Hong Kong Police Make First Arrests Under Controversial New Security Law | International

Hong Kong police made the first arrests under the new security law on Wednesday just 24 hours after it was enacted by Beijing., at a time when the city was celebrating the 23rd anniversary of its retrocession to China.

The commemorations come a day after Chinese President Xi Jinping imposed a new security law on the former British colony, a landmark move denounced by many Western governments as an unprecedented assault on the liberties and autonomy of the city.

Riot police used pepper spray and water cannons, and made arrests, at a rally Wednesday afternoon in the center of the financial metropolis where 180 people were detained, including seven under the new law.

Previously, a man with a flag for Hong Kong’s independence was the first detainee for violating the new legislation, police announced.

The Hong Kong opposition and many western countries have condemned the law and fear it will usher in a new era of political repression.

By virtue of a compromise reached by the United Kingdom with China for the return of Hong Kong in 1997, the region enjoyed civil liberties, as well as legislative and judicial autonomy until 2047, in what was called “one country, two systems”.

China “promised 50 years of freedom to the people of Hong Kong, and only gave 23,” said the head of US diplomacy, Mike Pompeo,
while threatening further retaliation.

Beijing responded to foreign countries that the new law “is not their business“, and the Hong Kong leader Carrie Lam called the text the “most important fact” since the retrocession to China.

Activists called on the population to challenge the ban on protests with demonstrations. Concentrations of more than 50 people are prohibited as part of measures against the new coronavirus.

In addition, the authorities banned on this occasion for the first time in 17 years the traditional march for the anniversary of the retrocession for the first time in 17 years.

Many of the protesters who took to the streets anyway this Wednesday sang independent slogans. Police said an officer was stabbed in the shoulder while trying to arrest a person.

Helicopters

During the morning ceremonies of the 23rd anniversary of the return to China, helicopters flew over Victoria Harbor with a large Chinese flag and a smaller Hong Kong flag, while a ship sailed with a banner reading “Welcome the enactment of the National Security Law, ”in giant Chinese characters.
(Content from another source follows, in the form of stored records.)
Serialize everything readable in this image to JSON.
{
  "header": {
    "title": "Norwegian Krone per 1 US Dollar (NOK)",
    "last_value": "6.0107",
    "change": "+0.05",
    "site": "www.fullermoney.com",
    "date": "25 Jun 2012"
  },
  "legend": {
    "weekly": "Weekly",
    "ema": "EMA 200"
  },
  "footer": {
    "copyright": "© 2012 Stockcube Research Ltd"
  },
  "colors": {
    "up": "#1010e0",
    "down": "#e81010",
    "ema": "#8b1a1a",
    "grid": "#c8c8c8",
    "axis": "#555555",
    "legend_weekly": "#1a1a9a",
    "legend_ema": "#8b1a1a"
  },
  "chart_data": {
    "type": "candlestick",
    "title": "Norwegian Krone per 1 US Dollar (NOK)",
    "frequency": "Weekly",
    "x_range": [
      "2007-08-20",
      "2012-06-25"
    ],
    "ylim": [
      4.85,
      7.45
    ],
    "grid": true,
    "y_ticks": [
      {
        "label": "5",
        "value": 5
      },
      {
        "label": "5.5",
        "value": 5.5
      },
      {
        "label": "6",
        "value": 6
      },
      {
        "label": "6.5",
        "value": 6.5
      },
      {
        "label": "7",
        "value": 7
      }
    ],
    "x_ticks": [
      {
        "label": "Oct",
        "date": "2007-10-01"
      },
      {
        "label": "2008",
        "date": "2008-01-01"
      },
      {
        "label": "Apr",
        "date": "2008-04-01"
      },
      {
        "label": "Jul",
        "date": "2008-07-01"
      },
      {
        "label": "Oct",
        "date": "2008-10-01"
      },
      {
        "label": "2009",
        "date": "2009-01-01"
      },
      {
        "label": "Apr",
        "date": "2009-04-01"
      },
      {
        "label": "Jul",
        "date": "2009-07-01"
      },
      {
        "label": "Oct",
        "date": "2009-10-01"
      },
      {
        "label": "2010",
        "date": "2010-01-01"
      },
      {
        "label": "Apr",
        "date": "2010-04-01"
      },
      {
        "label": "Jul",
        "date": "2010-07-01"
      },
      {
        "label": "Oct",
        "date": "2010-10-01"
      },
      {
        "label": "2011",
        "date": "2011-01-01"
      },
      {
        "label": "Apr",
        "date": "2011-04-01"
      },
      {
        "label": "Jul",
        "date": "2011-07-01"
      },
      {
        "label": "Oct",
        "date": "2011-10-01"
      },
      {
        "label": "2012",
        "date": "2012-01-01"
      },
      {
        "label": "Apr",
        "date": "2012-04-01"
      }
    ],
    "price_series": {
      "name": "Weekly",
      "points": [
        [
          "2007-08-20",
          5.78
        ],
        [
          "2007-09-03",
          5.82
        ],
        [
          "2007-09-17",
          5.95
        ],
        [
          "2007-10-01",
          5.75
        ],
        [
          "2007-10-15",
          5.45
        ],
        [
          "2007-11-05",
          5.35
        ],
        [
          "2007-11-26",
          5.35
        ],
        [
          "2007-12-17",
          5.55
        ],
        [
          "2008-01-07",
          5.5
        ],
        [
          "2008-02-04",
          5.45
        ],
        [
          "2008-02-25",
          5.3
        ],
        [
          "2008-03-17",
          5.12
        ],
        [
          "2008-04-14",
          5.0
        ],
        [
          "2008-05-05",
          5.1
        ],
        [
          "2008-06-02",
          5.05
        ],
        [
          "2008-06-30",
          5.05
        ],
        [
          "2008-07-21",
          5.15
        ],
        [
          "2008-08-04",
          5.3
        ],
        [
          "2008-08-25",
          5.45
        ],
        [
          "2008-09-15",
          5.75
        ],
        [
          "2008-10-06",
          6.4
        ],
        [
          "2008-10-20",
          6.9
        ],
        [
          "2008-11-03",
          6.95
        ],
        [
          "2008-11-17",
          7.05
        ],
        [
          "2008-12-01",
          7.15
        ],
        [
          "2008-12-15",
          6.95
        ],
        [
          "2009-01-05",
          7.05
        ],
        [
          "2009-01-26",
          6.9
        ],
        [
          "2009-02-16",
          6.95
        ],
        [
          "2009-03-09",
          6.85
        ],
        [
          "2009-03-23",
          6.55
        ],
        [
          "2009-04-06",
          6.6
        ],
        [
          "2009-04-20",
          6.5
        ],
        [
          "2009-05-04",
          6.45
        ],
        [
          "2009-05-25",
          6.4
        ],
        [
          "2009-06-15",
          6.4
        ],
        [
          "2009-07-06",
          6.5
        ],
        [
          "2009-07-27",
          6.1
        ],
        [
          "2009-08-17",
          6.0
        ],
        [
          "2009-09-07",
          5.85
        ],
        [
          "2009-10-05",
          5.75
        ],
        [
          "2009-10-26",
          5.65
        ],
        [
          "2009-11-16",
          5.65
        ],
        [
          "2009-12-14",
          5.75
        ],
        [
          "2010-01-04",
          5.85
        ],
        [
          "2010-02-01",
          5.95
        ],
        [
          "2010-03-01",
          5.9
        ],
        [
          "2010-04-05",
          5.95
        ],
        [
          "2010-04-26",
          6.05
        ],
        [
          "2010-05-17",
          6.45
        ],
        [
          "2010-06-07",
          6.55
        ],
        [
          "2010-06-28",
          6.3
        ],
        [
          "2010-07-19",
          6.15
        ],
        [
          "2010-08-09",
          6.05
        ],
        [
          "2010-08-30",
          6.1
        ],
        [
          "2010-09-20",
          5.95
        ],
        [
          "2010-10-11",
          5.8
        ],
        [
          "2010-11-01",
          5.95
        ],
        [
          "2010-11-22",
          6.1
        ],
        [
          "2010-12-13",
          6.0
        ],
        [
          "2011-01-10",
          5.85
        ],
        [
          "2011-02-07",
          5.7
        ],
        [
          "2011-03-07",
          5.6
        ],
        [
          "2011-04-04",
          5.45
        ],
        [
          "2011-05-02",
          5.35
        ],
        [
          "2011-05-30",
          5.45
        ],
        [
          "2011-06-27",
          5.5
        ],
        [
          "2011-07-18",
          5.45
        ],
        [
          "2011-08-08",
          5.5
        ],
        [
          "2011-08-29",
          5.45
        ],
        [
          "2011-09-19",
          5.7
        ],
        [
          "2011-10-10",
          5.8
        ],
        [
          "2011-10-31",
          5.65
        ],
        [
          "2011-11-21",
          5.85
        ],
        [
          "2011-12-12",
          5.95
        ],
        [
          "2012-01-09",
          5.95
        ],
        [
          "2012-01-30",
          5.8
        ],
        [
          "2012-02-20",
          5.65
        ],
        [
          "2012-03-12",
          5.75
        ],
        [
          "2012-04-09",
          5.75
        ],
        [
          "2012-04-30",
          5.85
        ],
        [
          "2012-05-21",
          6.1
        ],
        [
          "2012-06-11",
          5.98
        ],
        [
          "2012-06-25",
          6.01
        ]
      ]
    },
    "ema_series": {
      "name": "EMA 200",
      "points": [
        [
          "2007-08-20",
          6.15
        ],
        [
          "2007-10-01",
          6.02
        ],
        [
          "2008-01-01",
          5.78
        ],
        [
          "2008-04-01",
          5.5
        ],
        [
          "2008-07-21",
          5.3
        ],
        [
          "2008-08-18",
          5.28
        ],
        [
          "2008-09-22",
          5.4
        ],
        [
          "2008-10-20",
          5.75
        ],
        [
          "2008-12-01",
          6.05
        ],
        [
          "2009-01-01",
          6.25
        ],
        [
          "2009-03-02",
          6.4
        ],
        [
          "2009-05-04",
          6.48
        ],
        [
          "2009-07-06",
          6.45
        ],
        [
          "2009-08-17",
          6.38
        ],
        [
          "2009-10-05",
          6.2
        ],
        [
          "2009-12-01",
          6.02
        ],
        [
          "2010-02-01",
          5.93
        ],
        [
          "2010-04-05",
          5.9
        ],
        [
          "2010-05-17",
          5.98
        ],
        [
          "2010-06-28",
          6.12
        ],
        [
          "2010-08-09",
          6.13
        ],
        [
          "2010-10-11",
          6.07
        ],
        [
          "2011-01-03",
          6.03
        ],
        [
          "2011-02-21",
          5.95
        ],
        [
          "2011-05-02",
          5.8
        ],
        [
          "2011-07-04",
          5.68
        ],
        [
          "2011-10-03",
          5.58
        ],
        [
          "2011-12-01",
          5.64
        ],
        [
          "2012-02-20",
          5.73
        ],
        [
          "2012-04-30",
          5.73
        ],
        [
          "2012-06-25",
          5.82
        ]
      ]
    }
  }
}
Small groups of Beijing supporters waved Chinese flags in various neighborhoods, without incident.
The anniversary of July 1 has traditionally been a day of division in the city.

Beijing loyalists celebrate Hong Kong’s retrocession to China, after a century and a half of what they see as a humiliating British colonization.

Chinese jurisdiction and life sentence

The “one country, two systems” formula initially helped cement Hong Kong’s status as a global financial center, reinforced by an independent judiciary and political freedoms unknown in mainland China.

The opposition has accused Beijing of reducing this status and describes the new security law as the most blatant measure so far.
It has been passed in just six weeks, bypassing the Hong Kong legislative council.

The law came into effect almost a year after the start of the massive pro-democracy demonstrations in the former British colony against the influence of the central government.

This law allows the repression of four types of crimes against state security: subversive activities, secession, terrorism and collusion with foreign forces, with sentences ranging up to life imprisonment.

It also breaks down the legal firewall that has existed between the city’s judiciary and the courts controlled by the mainland.

Mainland China can directly handle cases in three situations: if they are complex cases of foreign interference, if the cases are “very serious” and if there are “serious and real threats” against national security.

Another provision provides for universal jurisdiction for security crimes committed beyond Hong Kong or China.

More than two dozen countries, including the United Kingdom, France, Germany, and Japan, called on Beijing to reconsider the law.
, declaring in a statement to the UN High Commissioner for Human Rights that it undermines the liberties of the city.

Meanwhile, Canada warned its Hong Kong citizens on Wednesday that they face an increased risk of arbitrary arrest or even extradition to mainland China.

In Taiwan, the authorities opened a new office to receive Hong Kong people who want to settle on the island.

Beijing says the law restores stability after a year of protests and will not end Hong Kong’s freedoms.